Carmen Cafranga y Almudena Martorell: La saga continúa

La Fundación Pardo-Valcarce lleva 63 años luchando por los derechos de los más desfavorecidos. Al frente, varias generaciones de mujeres que han demostrado que el trabajo de un discapacitado puede ser 100% diseño.

Texto: Constanza Belda. Fotos: Gema Checa.
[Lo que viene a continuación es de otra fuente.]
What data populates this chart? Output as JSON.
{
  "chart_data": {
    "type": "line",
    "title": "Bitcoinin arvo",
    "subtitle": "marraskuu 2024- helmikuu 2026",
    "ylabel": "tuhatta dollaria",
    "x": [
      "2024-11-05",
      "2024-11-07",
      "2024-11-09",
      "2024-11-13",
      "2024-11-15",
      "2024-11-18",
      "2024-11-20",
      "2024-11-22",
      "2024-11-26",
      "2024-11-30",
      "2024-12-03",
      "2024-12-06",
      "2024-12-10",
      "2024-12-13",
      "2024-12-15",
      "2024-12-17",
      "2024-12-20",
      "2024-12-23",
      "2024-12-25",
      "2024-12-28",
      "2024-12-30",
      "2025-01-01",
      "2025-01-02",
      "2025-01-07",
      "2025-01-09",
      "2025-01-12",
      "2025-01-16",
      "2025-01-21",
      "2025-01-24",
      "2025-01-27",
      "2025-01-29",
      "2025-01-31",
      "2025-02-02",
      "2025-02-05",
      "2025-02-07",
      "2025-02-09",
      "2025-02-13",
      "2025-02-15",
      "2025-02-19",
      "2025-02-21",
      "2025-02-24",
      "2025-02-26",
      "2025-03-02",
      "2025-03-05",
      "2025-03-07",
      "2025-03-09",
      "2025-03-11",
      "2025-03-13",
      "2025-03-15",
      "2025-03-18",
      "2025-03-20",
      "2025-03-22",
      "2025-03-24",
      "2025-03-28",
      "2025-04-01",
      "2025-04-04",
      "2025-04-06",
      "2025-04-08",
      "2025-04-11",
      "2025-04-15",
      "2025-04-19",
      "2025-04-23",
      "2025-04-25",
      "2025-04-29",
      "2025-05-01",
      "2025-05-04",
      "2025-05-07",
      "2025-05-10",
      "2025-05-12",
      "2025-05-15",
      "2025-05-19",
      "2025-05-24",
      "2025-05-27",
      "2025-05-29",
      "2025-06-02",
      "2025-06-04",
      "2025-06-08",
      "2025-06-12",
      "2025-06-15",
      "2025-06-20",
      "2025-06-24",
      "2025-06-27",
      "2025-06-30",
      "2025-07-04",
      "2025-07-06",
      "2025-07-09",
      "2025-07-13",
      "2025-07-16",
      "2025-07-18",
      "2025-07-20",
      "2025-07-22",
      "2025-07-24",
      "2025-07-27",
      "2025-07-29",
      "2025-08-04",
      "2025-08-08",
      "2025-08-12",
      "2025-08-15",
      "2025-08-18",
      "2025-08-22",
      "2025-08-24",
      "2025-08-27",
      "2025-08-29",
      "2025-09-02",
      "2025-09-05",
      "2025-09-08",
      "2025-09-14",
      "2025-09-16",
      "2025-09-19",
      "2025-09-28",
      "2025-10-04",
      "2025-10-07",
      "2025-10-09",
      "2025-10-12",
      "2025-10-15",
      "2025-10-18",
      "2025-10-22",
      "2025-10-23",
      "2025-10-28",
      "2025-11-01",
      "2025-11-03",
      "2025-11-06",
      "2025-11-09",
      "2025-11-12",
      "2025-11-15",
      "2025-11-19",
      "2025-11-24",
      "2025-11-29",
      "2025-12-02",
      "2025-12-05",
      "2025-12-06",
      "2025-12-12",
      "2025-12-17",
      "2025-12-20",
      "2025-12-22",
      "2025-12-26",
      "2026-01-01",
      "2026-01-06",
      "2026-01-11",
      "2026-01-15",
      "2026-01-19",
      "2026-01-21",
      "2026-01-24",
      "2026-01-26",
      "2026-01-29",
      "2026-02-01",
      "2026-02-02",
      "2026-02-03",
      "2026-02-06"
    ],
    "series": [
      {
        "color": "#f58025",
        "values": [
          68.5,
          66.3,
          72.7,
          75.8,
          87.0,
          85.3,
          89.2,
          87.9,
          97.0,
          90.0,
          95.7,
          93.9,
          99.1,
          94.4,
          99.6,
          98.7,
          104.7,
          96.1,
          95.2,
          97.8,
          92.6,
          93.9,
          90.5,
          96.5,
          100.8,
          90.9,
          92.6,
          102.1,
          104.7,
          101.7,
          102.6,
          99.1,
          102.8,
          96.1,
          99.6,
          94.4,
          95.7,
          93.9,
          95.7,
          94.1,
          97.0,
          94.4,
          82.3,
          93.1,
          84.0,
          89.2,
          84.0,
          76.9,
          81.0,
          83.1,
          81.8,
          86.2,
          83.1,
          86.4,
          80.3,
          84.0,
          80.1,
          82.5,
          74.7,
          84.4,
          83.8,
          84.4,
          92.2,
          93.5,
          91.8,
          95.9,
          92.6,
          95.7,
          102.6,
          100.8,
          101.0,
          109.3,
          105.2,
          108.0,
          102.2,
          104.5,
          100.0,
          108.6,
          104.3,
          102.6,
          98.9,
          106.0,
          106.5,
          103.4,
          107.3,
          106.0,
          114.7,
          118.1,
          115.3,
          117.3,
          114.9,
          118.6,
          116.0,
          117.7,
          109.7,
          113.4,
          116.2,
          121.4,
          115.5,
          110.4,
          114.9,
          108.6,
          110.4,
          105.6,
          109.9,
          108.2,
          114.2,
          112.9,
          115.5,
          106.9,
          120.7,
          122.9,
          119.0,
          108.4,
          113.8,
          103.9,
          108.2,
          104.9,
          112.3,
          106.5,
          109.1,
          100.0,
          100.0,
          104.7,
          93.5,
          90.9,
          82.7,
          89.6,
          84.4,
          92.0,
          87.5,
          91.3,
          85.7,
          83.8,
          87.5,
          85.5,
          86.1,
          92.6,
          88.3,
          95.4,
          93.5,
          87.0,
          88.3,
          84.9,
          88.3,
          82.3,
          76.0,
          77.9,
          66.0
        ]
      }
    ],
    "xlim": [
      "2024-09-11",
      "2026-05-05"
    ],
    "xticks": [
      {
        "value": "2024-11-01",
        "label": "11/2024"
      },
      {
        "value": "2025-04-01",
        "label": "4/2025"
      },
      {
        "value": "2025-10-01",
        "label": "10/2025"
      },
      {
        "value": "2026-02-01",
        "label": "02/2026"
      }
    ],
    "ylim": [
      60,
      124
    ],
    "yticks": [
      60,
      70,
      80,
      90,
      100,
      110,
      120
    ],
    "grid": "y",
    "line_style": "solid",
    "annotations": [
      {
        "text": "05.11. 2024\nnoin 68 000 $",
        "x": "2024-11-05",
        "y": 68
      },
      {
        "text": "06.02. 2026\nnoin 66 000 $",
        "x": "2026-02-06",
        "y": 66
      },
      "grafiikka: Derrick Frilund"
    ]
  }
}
Son madre e hija y todo un ejemplo de cómo transmitir valores solidarios de generación en generación. Carmen Cafranga y Almudena Martorell son presidenta y directora respectivamente de la Fundación Pardo-Valcarce, que desde 1948 lucha en favor de las personas con discapacidad.
La bisabuela de Almudena montó una leprosería para ayudar a los enfermos y a sus familias y en 1987 su abuela y su madre decidieron renovar este compromiso para favorecer a los discapacitados, una labor que está reconocida por Naciones Unidas, que en el año 2008 la incluyó en su Business Guide, una relación de sus 85 ONG de mayor confianza.
Una dedicación para y por los demás
En la actualidad cuentan en el norte de Madrid con un colegio de educación especial (200 alumnos), un centro de día (20 asistentes), una oficina de empleo propia (100 trabajadores), una vivienda tutelada, una finca para eventos, un club deportivo (140 federados) que es interno y externo, un centro de investigación en discapacidad y tres centros especiales de empleo que, entre otros trabajos, desarrollan labores de carpintería, pintura industrial y fabricación de muebles, pintura decorativa, centros de flores, jardinería, viveros, huertos urbanos y mantenimiento de jardines.